Proper attic ventilation is tantamount to the life and integrity of all roofing systems, and proper measures should be taken to ensure that your roofing system has necessary air flow to accomplish this.  Below are some of the attic ventilation options that are available.

Ridge Vents

Ridge vents require no electricity to run, only the natural flow of air. Ridge vents are highly effective in cutting energy costs and prolonging roof life.

Installed along the length of the ridge line and underneath ridge cap shingles, a ridge vent system properly ventilates the entire attic. Fresh air enters the attic through soffit vents located beneath the eaves of the roof. The air moves through the attic and exhausts out through the ridge vent.

Ridge vents are one of the most popular and aesthetically pleasing ways to ventilate your attic by completely and continuously bathing an attic with fresh, cooler air.

Essentially there are two variations of ridge vent available, rolled and solid.

Rolled ridge vent.
Probably one of the most popular styles of ridge vent due to its lower profile and affordability, rolled ridge vent is one type of attic ventilation.  Although it does function okay, the lower profile lets less hot air escape and could serve to defeat the goal of ventilating the attic sufficiently.

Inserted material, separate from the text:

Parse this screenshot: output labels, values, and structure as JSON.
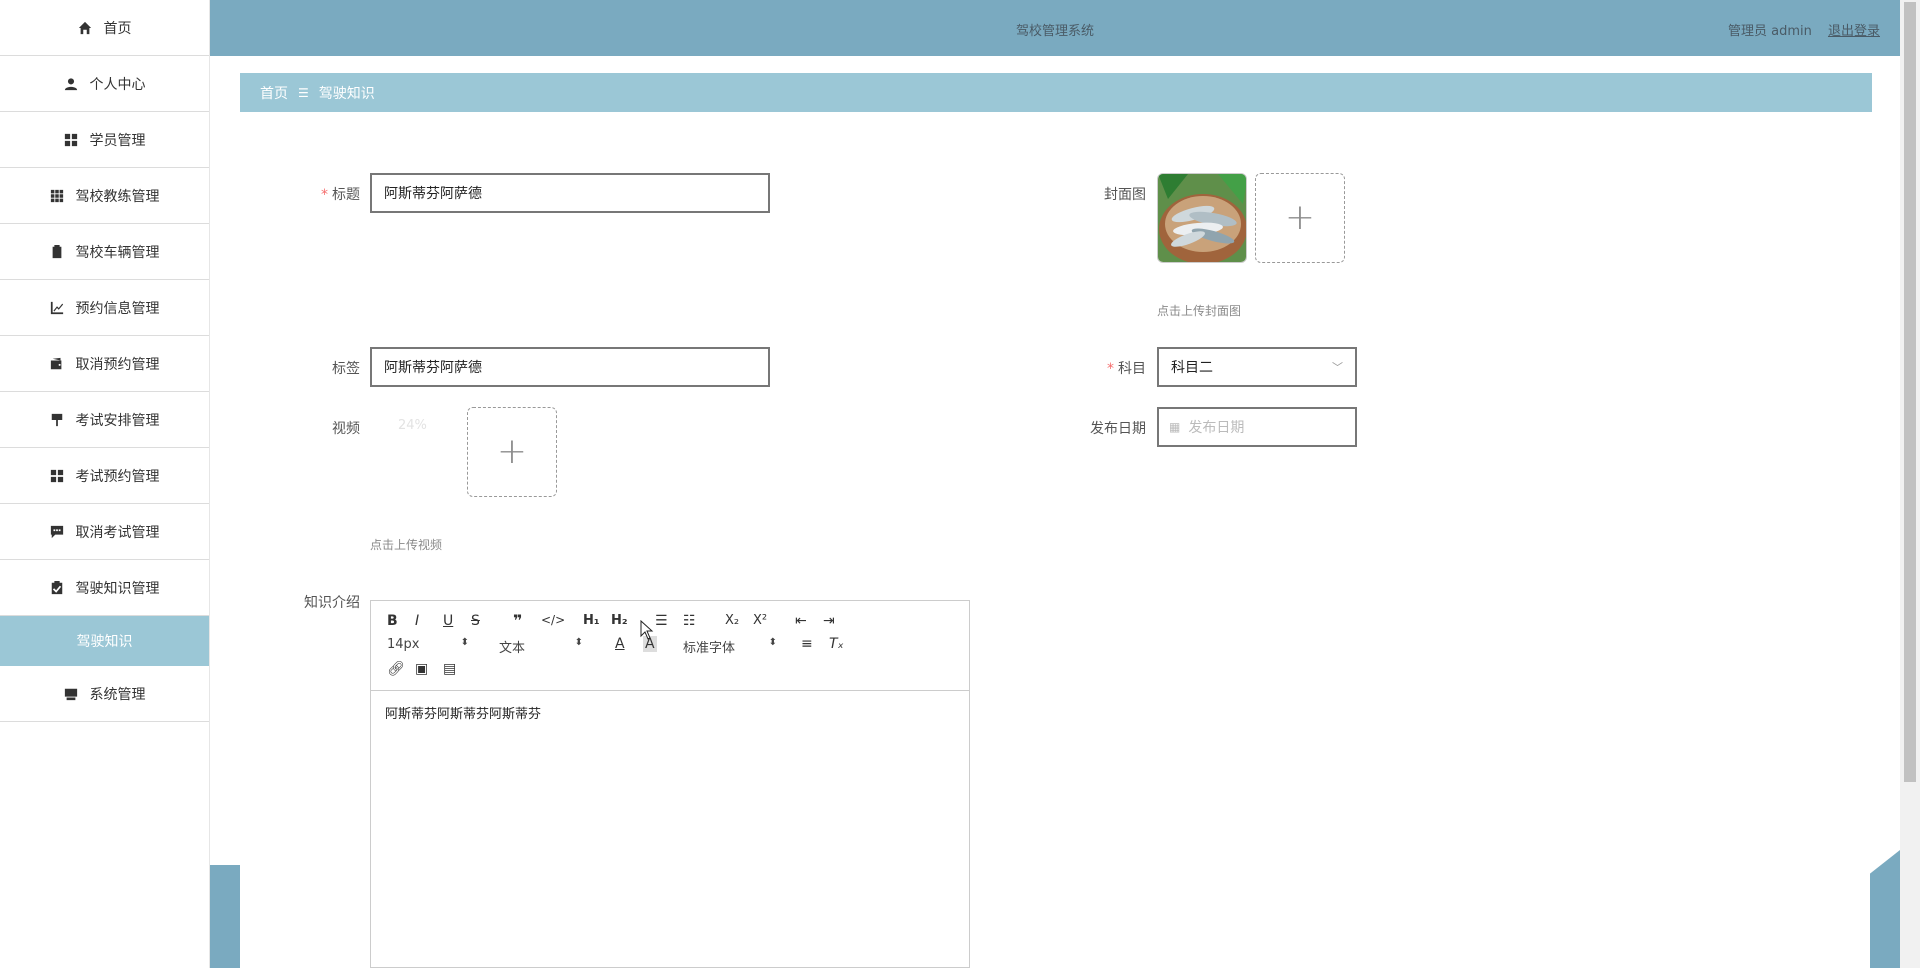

Further, because of the nature of the material it has little rigidity to withstand being crushed.  As such, many times when the rolled ridge vent is installed the roofer nails the cap shingles too tight, thereby crushing the material down and restricting air flow even more.  Although this product does serve some purpose and is more economical, my personal recommendation is the solid ridge vent style.

Solid Ridge Vent.

As noted above, solid ridge vent is made from a rigid plastic material and allows maximum air flow from the attic to sustain integrity of the entire roofing system.

Although solid ridge vent is more costly than rolled ridge vent, this style vent will not get crushed due to its structural design. Similar in appearance to the rolled style vent, solid ridge vent has a smooth, clean appearance that is appealing.

Ultimately solid ridge vent gives you more bang for your buck and is likely to last the life or your shingles.

Static (hat) Vents

This attic vent is by far the most popular style vent that is seen and utilized in the Midwest.

Installed approximately 12-18 inches below the roof ridge, hat vents are efficient and allow excellent air flow at a very affordable cost.

The only notable down side to this style vent is that in more cases than not this style static vent is often host to bees nests due to the design; which offers maxim protection for these stubborn pests.

Although it is rare that the bee nests will completely obstruct the entire vent opening, it can be problematic if there is infestations in numerous static vents and the air flow is substantially restricted.

Power Vents

Some attics cannot be ventilated sufficiently by gravity or wind-assisted methods. In these situations the power vent is necessary for moisture and temperature control.
Power ventilators have the advantage of providing good ventilation even when there is no wind. They also provide limited attic temperature control when installed in conjunction with a thermostat.   However, most power attic ventilators only have a thermostat, so they only monitor the heat in the attic. Moisture buildup can also be a significant problem so the solution is a power attic ventilator featuring a combination thermostat/humidistat.